High-SKU, Multi-Warehouse? Bring It.

30,000 SKUs. 10 warehouses. Half perishable, half shelf-stable. And everything needs to be replenished yesterday. Sound familiar?


Where D365 F&O delivers:

  • Advanced WMS features like:

    • Directed put-away

    • FEFO (first-expired, first-out)

    • License plating

    • Mobile device picking

    • Load & wave planning

  • Automated replenishment policies tied to real-world constraints like vendor lead times, safety stock, or promo spikes.


SKU variants? Handled through product dimensions: pack size, cut, flavor, etc.

Warehouse rules? Tailored to your bin setup, expiration strategy, and fulfillment logic.


Textile analogy: Managing inventory for shirts by color, size, and season.
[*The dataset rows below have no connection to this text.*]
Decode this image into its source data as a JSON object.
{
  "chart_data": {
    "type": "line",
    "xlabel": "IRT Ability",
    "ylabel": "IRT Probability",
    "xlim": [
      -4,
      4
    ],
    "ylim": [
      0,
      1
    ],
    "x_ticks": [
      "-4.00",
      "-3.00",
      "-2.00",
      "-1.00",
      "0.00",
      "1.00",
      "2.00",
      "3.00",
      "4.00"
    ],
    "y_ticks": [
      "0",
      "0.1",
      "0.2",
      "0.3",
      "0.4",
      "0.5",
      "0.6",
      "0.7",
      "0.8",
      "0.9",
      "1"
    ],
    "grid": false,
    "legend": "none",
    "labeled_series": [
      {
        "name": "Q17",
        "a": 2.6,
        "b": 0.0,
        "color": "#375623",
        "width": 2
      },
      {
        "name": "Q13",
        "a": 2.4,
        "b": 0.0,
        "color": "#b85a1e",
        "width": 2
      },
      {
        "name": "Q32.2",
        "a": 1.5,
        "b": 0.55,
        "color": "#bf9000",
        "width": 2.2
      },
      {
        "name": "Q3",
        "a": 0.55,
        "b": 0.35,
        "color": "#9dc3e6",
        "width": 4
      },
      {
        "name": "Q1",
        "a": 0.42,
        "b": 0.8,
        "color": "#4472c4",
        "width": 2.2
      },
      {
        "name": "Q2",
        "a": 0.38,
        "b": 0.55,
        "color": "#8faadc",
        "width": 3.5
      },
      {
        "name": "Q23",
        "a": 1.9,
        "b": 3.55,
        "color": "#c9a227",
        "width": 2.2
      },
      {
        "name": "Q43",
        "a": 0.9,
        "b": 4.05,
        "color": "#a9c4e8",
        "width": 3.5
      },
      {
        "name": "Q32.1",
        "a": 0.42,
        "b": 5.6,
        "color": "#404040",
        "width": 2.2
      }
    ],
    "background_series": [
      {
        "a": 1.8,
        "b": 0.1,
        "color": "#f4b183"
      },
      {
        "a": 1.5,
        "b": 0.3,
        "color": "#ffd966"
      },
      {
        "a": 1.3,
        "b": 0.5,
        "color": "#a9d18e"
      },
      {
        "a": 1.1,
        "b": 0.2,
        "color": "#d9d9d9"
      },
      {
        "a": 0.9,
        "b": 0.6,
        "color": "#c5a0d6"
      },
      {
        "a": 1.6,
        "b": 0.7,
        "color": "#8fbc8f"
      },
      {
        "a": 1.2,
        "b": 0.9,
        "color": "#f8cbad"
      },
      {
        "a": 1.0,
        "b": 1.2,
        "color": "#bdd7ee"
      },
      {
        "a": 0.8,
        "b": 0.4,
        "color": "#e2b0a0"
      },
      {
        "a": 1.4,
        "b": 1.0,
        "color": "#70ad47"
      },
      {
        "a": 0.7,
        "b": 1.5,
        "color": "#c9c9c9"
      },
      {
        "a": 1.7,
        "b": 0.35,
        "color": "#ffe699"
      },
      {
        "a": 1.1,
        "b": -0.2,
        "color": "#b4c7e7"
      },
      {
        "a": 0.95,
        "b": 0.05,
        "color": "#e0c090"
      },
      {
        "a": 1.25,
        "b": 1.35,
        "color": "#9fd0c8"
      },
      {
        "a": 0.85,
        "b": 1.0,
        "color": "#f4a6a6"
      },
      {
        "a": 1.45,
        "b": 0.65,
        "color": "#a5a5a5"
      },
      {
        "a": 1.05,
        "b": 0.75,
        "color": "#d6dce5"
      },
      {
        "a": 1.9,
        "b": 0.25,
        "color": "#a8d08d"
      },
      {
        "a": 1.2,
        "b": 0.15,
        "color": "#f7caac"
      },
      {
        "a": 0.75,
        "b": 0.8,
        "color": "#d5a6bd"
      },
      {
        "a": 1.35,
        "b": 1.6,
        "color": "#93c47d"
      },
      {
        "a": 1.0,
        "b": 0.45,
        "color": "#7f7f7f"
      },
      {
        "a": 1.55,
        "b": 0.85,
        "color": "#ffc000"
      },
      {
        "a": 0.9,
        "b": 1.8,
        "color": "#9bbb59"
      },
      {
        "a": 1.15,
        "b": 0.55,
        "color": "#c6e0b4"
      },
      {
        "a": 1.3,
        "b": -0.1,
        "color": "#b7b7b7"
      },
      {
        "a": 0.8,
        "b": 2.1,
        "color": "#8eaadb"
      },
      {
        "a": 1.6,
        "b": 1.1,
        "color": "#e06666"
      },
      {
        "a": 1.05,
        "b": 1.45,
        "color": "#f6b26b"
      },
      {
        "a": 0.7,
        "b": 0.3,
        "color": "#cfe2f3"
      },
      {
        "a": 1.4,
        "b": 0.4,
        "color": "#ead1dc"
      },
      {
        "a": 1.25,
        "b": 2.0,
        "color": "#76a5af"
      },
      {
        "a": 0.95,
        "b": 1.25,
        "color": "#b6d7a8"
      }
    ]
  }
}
Chemicals example: Replenishment across plants, ensuring variant-grade chemicals don’t co-mingle.


Dad wisdom: This isn’t plug-and-play. It’s plug-and-plan.

Verdict: Operational Awareness Separates the Bland from the Brilliant

D365 F&O doesn’t just support food distribution. When configured right, it understands it. That’s what operational awareness is all about. Not just tracking inputs and outputs—but driving smarter decisions at every touchpoint.


What you need to make it Michelin-worthy:

  • A smart product hierarchy: for substitutions, variants, and pricing logic.

  • Workflow automation: that mirrors your real-world processes.

  • Financial dimension setup: that turns inventory into insight.

  • Portals + ISVs: for when your ERP needs to serve the front of house, too.



DynamicsDad wisdom: If your ERP is just “logging” orders, it’s a glorified notepad. If it’s helping your team adjust on the fly, maintain margins, and deliver across B2B chaos—it’s a copilot.